Elle me conta comment le corps embaumé était parti pour Couaën, sous la conduite du vieux serviteur François, et que le marquis, durant une veillée lamentable, avait tout fait lui-même, qu'il avait tout scruté, tout enseveli, tout cloué de ses mains, sans souffrir témoin ni aide.

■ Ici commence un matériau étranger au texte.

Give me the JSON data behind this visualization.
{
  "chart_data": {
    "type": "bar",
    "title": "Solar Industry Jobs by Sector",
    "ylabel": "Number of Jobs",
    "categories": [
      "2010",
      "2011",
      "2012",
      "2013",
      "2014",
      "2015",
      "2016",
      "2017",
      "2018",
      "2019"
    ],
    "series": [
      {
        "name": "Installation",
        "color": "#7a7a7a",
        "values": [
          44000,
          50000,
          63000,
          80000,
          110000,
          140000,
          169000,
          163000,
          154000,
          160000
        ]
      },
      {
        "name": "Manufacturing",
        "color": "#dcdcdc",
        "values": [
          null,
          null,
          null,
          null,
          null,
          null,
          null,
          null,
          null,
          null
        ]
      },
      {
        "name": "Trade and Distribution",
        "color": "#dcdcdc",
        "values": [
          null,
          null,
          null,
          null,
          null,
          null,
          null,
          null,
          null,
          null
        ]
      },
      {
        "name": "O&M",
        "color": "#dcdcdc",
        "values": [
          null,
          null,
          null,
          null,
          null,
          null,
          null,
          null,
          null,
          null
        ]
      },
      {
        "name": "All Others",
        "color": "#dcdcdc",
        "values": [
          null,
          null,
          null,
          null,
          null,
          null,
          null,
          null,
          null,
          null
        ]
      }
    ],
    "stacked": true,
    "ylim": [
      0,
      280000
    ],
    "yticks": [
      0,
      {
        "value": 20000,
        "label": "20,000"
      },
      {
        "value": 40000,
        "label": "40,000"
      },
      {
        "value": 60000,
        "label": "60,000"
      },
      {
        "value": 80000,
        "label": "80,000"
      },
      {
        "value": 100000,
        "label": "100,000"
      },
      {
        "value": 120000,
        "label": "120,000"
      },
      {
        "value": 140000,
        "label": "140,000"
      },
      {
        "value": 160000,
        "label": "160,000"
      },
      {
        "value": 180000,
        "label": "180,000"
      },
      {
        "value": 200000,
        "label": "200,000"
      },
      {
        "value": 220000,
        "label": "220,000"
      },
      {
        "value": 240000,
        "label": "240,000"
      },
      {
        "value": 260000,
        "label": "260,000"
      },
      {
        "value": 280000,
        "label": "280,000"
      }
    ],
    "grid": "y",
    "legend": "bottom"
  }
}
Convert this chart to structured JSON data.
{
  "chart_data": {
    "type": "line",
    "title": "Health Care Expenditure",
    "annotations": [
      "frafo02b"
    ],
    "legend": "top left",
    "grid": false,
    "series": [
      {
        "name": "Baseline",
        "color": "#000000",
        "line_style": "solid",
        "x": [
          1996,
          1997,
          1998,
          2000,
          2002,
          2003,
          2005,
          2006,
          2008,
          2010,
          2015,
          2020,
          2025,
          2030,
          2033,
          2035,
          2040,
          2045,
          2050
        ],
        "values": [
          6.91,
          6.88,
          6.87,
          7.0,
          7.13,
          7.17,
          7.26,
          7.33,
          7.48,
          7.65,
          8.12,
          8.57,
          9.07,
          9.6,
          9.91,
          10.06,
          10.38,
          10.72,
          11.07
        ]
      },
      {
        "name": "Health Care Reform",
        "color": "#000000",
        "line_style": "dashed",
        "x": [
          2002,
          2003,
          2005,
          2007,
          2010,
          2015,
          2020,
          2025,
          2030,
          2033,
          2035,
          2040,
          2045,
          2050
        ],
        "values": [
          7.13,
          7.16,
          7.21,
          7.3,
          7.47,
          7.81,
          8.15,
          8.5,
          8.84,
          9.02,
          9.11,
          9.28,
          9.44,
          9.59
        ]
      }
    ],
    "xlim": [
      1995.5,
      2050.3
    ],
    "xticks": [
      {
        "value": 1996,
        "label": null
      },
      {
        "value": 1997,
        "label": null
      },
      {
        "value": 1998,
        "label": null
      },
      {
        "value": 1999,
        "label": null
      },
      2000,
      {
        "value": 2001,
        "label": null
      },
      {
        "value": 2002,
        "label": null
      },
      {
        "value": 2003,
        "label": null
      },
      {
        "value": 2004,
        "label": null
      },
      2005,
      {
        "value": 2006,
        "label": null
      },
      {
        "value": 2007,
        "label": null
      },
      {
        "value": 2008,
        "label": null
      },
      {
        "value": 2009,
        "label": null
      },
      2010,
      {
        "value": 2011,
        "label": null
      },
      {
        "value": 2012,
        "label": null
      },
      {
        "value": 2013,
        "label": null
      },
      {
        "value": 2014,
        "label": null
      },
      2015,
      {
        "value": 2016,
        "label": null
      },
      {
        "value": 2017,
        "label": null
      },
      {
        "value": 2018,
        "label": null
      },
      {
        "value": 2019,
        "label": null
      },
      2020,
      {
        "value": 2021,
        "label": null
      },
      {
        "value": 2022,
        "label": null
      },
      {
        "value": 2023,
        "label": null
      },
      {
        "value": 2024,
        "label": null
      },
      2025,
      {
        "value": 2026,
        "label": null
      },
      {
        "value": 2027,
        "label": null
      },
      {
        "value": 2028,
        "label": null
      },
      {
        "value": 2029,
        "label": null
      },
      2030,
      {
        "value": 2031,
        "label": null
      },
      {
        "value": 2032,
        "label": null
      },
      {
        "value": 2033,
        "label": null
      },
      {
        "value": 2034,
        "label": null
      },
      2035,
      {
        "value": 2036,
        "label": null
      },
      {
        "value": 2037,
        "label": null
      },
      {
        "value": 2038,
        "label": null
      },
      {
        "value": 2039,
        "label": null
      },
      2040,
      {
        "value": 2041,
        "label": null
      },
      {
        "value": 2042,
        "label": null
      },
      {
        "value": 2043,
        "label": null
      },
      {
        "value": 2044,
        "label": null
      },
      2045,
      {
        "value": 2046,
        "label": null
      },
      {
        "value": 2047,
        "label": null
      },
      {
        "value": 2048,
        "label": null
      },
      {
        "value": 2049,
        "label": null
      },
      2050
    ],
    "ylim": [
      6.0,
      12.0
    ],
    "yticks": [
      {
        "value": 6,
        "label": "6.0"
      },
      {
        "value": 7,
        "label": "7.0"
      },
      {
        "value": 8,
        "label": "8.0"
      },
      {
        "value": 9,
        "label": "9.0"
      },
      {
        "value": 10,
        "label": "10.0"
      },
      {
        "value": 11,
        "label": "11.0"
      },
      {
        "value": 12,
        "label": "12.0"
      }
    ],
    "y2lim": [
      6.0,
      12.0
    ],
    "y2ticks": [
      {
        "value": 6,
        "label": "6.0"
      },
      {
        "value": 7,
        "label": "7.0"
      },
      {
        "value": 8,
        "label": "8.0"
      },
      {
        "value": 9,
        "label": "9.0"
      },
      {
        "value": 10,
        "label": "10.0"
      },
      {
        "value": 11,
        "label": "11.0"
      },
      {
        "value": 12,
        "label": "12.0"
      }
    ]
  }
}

Dès ce premier jour, je sentis la gêne de ma situation nouvelle ; l'heure de voir madame R. étant arrivée, il fallut quitter madame de Couaën. Ses droits anciens, sa douleur récente n'allaient pas jusqu'à me retenir une demi-journée entière ; une autre avait l'empire du moment. Madame R. vint le soir embrasser son amie. Cette première visite se passa bien. Madame R. pleura beaucoup, et s'abandonna avec naturel à tout ce qu'inspirait un spectacle si abattu ; mais, les autres fois, ce fut moins simple ; la vanité revint, la rivalité se glissa. J'évitais avec elle toute démonstration trop particulière ; mais d'un geste, d'un clin d'oeil, elle savait assez marquer son ascendant sur moi et dénoter notre intelligence établie. J'allais chaque matin, avant deux heures, au petit couvent ; puis madame de Couaën avait beau me vouloir retenir, je m'échappais et volais à la Chaussée-d'Antin où, saignant encore d'impression graves et affligées, je trouvais souvent un accueil aigri et mille jalousies en éveil. Tous ces petits griefs entraient, s'accumulaient en moi, y brisaient, pour ainsi dire, leurs épines, et, s'il n'en résulta sur le temps aucune grande secousse, ils se retrouvèrent plus tard avec usure. Soit amitié au fond, soit secret désir de surveillance, madame R. vint passer près de madame de Couaën plusieurs des soirées de cette quinzaine, tantôt seule, tantôt accompagnée de sa tante.